Your contributions will grow untaxed until you withdraw them in retirement, as you must generally do starting at age 70 1/2. Then they’re taxed at your ordinary income rate.
Money in a 401(k) can usually be invested in a variety of things. We recommend broad-market stock index funds, such as ones based on the S&P 500. It can be good to balance that with some bonds, too, but less so the further you are from retirement.
Best of all, many employers match a portion of your 401(k) contributions. If your company does so, make the most of it – that’s free money!
Note, too, that you may also be able to opt for a Roth 401(k) plan, where your contributions are post-tax and withdrawals in retirement are tax-free.
Q: I know inflation decreases the value of money over time. Is there any upside to it? – N.R., Spokane, Washington
A: Here’s one: If you’re making fixed mortgage payments, inflation can make the dollar value of those payments worth less over time. For example, if you’re earning $50,000 annually now and paying $1,000 per month, that $1,000 will be a smaller portion of your income in 15 years, if your salary grows along with inflation.
My dumbest investment
I keep my dumbest investment as a reminder of what a true pump-and-dump stock is. I will never sell it – at this point, why bother? I have 49,600 shares valued at … $0.0001 per share.
The experience has made me think twice before I hit the buy button, and I often go back and double-check everything before I buy any stock. Luckily for me, it wasn’t a very costly mistake – just a humbling one. – J.W.S., online
The Fool responds: You’re not alone in having fallen for a penny stock (one trading for less than about $5 per share). The numbers can seem appealing, such as if you can get 50,000 shares for just $1,000, when a stock trades for $0.02 per share. It can seem very unlikely that the stock will fall further, but as you’ve found out, it can.

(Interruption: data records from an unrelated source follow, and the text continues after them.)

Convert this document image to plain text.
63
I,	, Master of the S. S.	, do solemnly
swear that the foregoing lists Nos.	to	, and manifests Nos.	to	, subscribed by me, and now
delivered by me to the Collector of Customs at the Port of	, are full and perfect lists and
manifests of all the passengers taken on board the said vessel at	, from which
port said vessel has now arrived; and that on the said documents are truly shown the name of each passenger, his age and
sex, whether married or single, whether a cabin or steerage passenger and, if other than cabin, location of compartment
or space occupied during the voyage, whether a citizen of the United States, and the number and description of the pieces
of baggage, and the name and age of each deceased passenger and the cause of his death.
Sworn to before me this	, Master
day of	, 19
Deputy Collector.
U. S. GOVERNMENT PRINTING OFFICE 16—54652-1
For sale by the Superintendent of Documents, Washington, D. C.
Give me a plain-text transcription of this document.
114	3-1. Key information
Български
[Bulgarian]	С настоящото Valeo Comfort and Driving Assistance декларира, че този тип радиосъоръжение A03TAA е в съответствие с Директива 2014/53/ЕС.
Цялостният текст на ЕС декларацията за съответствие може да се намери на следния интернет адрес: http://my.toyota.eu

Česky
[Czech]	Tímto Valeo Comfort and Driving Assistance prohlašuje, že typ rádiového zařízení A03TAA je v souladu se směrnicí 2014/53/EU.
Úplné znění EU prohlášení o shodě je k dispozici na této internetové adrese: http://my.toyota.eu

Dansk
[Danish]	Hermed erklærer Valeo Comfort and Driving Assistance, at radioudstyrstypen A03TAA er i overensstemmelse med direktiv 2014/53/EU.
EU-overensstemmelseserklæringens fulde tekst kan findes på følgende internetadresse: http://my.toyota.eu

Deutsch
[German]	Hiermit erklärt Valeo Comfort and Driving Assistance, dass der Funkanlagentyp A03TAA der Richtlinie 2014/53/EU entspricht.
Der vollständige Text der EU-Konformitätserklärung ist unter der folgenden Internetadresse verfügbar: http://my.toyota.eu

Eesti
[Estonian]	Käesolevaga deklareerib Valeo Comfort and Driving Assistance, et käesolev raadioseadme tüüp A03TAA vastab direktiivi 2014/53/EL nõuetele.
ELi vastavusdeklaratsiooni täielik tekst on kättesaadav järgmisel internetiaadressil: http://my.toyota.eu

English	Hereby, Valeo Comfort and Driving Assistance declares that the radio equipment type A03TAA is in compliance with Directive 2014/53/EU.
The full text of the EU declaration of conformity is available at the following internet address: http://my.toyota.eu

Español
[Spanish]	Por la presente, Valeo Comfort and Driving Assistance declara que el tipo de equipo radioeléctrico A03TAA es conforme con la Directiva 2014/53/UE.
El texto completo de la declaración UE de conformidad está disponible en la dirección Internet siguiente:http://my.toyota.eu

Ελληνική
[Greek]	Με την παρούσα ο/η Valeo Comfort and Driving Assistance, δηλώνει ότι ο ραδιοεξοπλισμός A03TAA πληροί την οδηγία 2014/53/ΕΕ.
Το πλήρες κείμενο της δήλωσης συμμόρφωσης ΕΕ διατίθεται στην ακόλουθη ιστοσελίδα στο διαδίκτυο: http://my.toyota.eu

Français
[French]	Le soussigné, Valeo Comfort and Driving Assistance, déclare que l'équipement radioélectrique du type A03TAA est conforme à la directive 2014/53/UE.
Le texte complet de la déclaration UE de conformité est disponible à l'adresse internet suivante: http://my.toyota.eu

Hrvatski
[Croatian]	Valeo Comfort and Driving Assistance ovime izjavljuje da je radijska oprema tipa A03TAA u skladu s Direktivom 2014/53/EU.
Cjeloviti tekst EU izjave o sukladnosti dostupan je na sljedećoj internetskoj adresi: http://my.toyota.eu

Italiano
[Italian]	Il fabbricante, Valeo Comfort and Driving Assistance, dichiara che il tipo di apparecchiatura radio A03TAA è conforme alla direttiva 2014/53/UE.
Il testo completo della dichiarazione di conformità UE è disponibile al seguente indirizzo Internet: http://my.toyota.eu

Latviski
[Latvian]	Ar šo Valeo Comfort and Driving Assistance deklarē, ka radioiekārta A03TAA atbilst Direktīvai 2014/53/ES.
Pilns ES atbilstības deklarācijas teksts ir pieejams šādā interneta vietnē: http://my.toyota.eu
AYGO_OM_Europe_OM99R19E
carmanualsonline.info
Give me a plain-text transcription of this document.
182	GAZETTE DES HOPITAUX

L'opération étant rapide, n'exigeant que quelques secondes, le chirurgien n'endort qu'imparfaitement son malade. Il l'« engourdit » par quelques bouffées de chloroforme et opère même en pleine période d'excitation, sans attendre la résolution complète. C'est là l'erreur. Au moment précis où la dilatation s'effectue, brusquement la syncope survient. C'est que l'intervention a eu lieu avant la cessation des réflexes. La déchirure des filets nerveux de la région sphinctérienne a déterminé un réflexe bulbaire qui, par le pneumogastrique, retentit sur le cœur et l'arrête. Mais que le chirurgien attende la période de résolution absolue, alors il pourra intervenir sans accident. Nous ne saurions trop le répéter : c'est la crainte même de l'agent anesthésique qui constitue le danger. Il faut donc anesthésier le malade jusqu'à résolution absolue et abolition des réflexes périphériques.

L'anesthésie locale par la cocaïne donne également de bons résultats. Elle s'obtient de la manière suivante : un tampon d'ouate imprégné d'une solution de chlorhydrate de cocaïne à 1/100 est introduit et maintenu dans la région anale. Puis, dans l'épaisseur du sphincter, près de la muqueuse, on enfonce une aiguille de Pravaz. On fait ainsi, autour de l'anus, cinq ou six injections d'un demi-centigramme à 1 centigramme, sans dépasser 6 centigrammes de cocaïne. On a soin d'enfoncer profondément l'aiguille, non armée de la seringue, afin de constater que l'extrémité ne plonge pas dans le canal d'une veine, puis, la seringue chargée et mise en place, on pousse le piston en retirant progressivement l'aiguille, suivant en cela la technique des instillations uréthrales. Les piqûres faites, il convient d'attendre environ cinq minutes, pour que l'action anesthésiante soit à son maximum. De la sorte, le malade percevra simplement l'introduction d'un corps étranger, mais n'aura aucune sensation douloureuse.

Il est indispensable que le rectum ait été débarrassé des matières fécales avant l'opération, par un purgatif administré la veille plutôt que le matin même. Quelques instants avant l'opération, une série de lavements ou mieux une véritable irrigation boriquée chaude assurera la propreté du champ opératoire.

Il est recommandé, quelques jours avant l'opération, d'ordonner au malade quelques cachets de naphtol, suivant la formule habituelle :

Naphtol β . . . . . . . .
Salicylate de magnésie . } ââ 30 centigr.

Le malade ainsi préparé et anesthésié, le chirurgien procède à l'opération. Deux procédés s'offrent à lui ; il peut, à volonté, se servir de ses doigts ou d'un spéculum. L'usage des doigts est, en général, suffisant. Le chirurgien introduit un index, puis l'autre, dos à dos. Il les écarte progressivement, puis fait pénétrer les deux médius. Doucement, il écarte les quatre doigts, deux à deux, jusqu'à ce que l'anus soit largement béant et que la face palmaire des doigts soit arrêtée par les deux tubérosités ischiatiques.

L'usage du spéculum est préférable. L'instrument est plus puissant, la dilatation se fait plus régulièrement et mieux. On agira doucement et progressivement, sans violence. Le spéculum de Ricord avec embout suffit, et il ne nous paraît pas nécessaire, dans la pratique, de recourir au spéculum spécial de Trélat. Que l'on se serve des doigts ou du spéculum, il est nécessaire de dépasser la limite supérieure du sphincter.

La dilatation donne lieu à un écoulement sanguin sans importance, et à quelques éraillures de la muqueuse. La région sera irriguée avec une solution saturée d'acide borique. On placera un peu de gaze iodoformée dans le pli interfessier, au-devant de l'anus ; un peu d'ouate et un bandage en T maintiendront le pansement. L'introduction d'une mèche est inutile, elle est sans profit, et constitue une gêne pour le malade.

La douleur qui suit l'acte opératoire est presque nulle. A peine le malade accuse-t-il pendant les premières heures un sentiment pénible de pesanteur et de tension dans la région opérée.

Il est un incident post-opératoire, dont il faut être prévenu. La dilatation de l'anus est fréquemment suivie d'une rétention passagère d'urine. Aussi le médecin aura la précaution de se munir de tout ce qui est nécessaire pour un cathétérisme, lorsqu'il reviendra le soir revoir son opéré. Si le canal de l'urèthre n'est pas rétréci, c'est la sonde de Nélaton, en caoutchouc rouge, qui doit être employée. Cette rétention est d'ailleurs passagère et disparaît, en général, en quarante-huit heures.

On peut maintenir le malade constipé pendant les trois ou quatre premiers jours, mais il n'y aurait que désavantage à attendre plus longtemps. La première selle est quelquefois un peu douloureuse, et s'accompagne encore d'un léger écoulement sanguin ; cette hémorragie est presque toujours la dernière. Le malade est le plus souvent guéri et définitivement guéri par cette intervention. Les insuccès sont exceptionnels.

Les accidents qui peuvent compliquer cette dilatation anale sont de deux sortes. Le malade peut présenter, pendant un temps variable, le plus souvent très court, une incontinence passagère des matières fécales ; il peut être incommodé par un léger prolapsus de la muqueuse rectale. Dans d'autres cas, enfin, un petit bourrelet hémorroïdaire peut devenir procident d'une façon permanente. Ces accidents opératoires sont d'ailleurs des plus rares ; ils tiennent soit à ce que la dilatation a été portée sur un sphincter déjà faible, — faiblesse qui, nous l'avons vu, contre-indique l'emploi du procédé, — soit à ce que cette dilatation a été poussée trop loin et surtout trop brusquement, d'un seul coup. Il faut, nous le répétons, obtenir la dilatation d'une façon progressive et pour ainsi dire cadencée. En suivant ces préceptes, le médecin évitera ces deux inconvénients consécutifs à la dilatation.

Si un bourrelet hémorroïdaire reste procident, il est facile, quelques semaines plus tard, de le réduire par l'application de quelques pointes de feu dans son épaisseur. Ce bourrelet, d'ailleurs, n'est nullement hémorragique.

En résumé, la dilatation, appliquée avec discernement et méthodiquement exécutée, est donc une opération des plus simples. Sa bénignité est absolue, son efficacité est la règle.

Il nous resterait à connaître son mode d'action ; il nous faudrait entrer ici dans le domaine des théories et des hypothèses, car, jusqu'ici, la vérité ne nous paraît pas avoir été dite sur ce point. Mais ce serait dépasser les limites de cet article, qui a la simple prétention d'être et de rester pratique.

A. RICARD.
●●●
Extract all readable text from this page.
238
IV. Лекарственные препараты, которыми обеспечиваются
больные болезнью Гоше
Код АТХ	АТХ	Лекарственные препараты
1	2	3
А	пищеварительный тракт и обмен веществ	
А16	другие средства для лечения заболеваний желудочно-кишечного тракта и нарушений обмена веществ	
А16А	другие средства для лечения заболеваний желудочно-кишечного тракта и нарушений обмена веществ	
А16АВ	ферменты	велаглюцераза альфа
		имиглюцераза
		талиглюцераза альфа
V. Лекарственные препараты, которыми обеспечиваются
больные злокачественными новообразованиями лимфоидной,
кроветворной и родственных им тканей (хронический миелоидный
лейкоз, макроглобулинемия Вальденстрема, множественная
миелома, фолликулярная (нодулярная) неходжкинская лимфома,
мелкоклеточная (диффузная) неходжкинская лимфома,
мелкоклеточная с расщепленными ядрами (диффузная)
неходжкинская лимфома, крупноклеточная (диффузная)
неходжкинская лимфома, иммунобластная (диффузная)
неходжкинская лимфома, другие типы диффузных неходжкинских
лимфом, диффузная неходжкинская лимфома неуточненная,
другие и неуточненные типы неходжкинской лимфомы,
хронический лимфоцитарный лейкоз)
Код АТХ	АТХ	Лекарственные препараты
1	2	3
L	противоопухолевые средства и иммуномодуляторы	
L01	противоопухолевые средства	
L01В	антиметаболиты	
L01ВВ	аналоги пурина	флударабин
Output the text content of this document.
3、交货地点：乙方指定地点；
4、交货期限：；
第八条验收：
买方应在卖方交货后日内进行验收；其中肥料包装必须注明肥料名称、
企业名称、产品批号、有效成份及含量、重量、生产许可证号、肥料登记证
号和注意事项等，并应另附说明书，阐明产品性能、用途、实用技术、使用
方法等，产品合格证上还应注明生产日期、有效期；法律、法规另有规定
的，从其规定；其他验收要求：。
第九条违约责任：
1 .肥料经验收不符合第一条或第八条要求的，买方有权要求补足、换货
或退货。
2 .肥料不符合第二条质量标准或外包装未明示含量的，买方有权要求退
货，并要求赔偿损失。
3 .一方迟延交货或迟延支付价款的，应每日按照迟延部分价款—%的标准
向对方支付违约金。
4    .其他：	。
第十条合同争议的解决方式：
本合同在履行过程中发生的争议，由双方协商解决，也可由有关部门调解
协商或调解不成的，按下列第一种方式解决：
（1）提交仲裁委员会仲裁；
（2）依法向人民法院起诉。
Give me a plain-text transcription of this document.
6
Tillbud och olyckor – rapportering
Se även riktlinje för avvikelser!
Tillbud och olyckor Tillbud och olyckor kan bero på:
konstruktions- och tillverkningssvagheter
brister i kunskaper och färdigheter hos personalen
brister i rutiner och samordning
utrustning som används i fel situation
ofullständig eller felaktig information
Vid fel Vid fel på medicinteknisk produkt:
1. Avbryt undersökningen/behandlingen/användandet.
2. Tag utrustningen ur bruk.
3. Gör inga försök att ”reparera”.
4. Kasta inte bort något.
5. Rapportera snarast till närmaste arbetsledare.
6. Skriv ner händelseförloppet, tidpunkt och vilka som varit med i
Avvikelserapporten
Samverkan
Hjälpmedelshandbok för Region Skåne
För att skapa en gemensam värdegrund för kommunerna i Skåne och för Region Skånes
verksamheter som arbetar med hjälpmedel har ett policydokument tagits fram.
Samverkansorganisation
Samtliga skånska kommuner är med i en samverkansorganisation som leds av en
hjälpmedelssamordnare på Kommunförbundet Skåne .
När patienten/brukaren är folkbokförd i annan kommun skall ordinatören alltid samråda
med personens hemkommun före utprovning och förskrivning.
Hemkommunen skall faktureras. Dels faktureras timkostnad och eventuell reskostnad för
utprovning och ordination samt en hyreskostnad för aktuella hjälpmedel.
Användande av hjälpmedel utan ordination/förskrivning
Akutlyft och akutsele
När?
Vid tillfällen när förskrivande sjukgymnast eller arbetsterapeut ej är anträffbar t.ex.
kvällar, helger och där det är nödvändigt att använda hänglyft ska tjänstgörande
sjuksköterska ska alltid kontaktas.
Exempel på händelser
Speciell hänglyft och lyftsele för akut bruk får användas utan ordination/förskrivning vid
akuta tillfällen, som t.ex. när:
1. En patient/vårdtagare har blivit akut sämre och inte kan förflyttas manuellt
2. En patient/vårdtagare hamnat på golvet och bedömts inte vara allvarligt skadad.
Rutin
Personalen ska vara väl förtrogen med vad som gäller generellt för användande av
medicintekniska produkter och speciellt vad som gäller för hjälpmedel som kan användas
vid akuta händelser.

Pump-and-dump schemes are rampant with penny stocks. A manipulator buys shares in a penny stock and then hypes it online or in newsletters, luring others into buying the stock and sending the share price up. Then the manipulator sells his shares, sending the stock sharply down, and burning those who fell for the hype.
Many penny stocks are tied to small, speculative companies with no track record of profitability or reliable growth. Steer clear. Remember that $300 shares of a healthy company can soar over time, while a $0.05 stock can still plunge.